My kids go to pre-school/daycare 3 days a week, and Hub stays home with them 2 days. It is actually a pretty good set-up, and we save the expense of full time care. The kids get the benefits of interacting with other children and preparing for kindergarten along with the benefits of having a SAH parent.
Being the parent who works is actually pretty hard on me—and not for the reasons you might think.
When I drop them off at school, I am done. I know that they will be fed, cared for, napped and engaged all day long. I don’t have to think about anything, (though I do occasionally call to see how Liv has eaten) I can watch them online, and I receive a handy dandy progress report when I pick them up at the end of the day.

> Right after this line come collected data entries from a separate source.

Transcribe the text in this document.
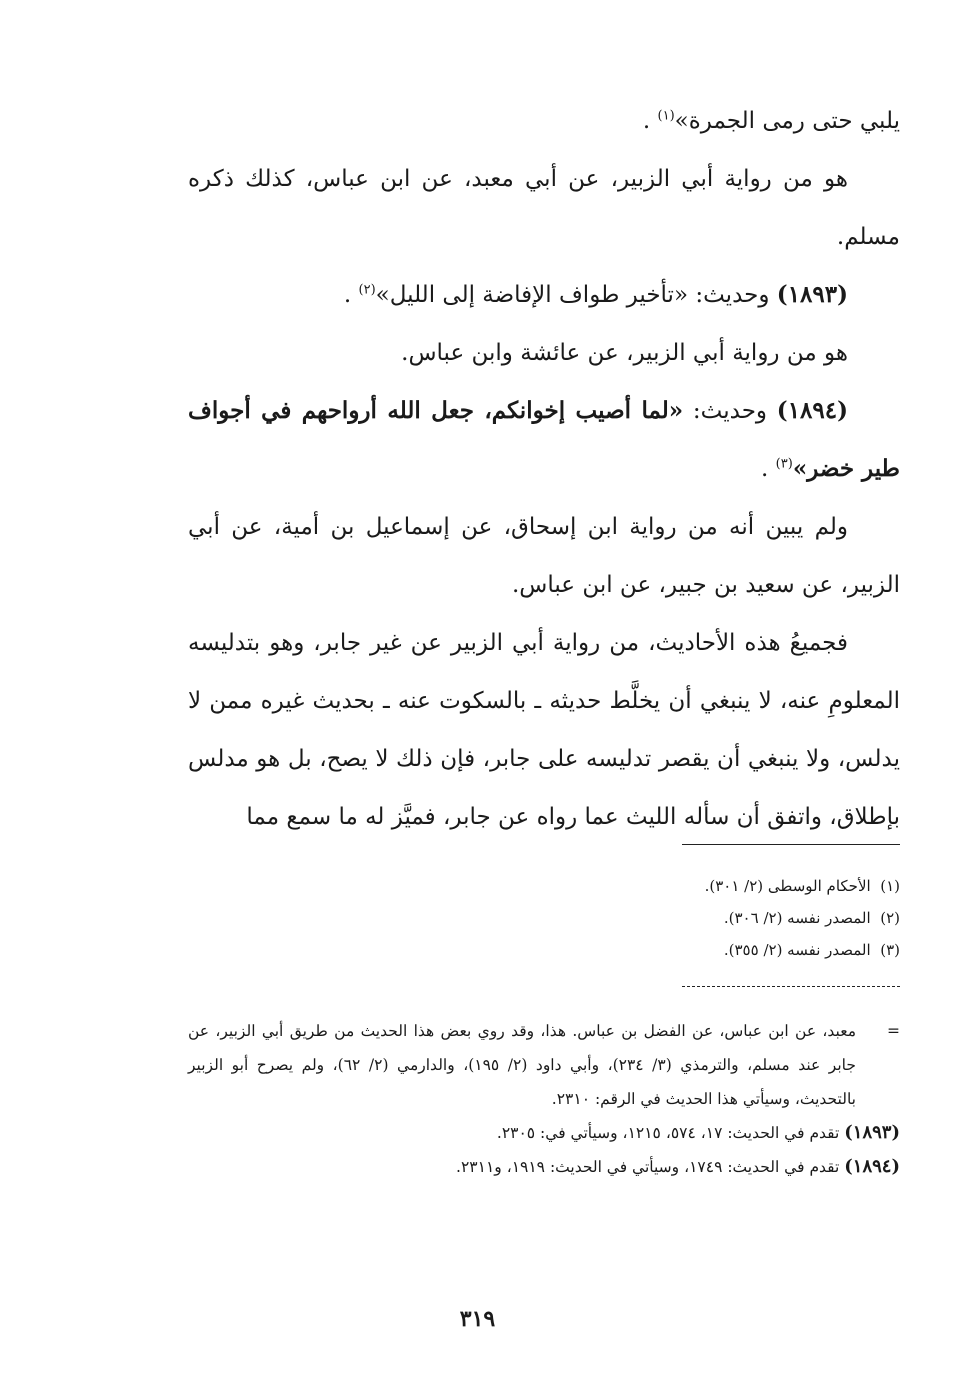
يلبي حتى رمى الجمرة»$^{(١)}$ .

هو من رواية أبي الزبير، عن أبي معبد، عن ابن عباس، كذلك ذكره مسلم.

(١٨٩٣) وحديث: «تأخير طواف الإفاضة إلى الليل»$^{(٢)}$ .

هو من رواية أبي الزبير، عن عائشة وابن عباس.

(١٨٩٤) وحديث: «لما أصيب إخوانكم، جعل الله أرواحهم في أجواف طير خضر»$^{(٣)}$ .

ولم يبين أنه من رواية ابن إسحاق، عن إسماعيل بن أمية، عن أبي الزبير، عن سعيد بن جبير، عن ابن عباس.

فجميعُ هذه الأحاديث، من رواية أبي الزبير عن غير جابر، وهو بتدليسه المعلومِ عنه، لا ينبغي أن يخلَّط حديثه ـ بالسكوت عنه ـ بحديث غيره ممن لا يدلس، ولا ينبغي أن يقصر تدليسه على جابر، فإن ذلك لا يصح، بل هو مدلس بإطلاق، واتفق أن سأله الليث عما رواه عن جابر، فميَّز له ما سمع مما

(١)  الأحكام الوسطى (٢/ ٣٠١).
(٢)  المصدر نفسه (٢/ ٣٠٦).
(٣)  المصدر نفسه (٢/ ٣٥٥).
=
معبد، عن ابن عباس، عن الفضل بن عباس. هذا، وقد روي بعض هذا الحديث من طريق أبي الزبير، عن جابر عند مسلم، والترمذي (٣/ ٢٣٤)، وأبي داود (٢/ ١٩٥)، والدارمي (٢/ ٦٢)، ولم يصرح أبو الزبير بالتحديث، وسيأتي هذا الحديث في الرقم: ٢٣١٠.
(١٨٩٣) تقدم في الحديث: ١٧، ٥٧٤، ١٢١٥، وسيأتي في: ٢٣٠٥.
(١٨٩٤) تقدم في الحديث: ١٧٤٩، وسيأتي في الحديث: ١٩١٩، و٢٣١١.
٣١٩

On the days that Hub is home, it’s a little bit different. I need to give him props because he does just fine with the big kids—probably better than I would even as far as keeping them on a schedule. He does great with playing with Liv and keeping her happy. What he does not do though, is pay any attention to her schedule, what she has eaten, how she has napped or when she was changed. He calls me at work to find out what and when and how—even though I make all of the bottles before I leave in the morning, and leave out the fruit/vegetable du jour. Even though he knows she is on a 4-hour schedule as far as bottles are concerned. Even though I tell him before I leave when she should eat next.
This is more than frustrating for me, and it peaked yesterday, when at 4PM he called me at work to ask ME how much Liv had eaten so far……
I’m going to pause here to let you take that in.
How in the hell would I know??
We then argued because he couldn’t get past that if he was telling me there were 2 bottles in the fridge, I couldn’t tell him how much she had eaten. I couldn’t get past that HE was the one who fed her and he didn’t know the answer to his own question. AND then!! It turned out that there weren’t even 2 bottles left in the fridge—which explained A LOT!
This is insane, right?
The subject has been dropped, but not resolved. I think I just need to suck it up and realize that whether I am home or not, I am in charge of the baby. Regardless of it being ridiculously unfair.
I am going out tonight, right after work. She needs to have cereal, 2 medicines and one bottle before bed. Would I be wrong to ask him to fill out a sheet like daycare does?
Something tells me that wouldn’t go over very well.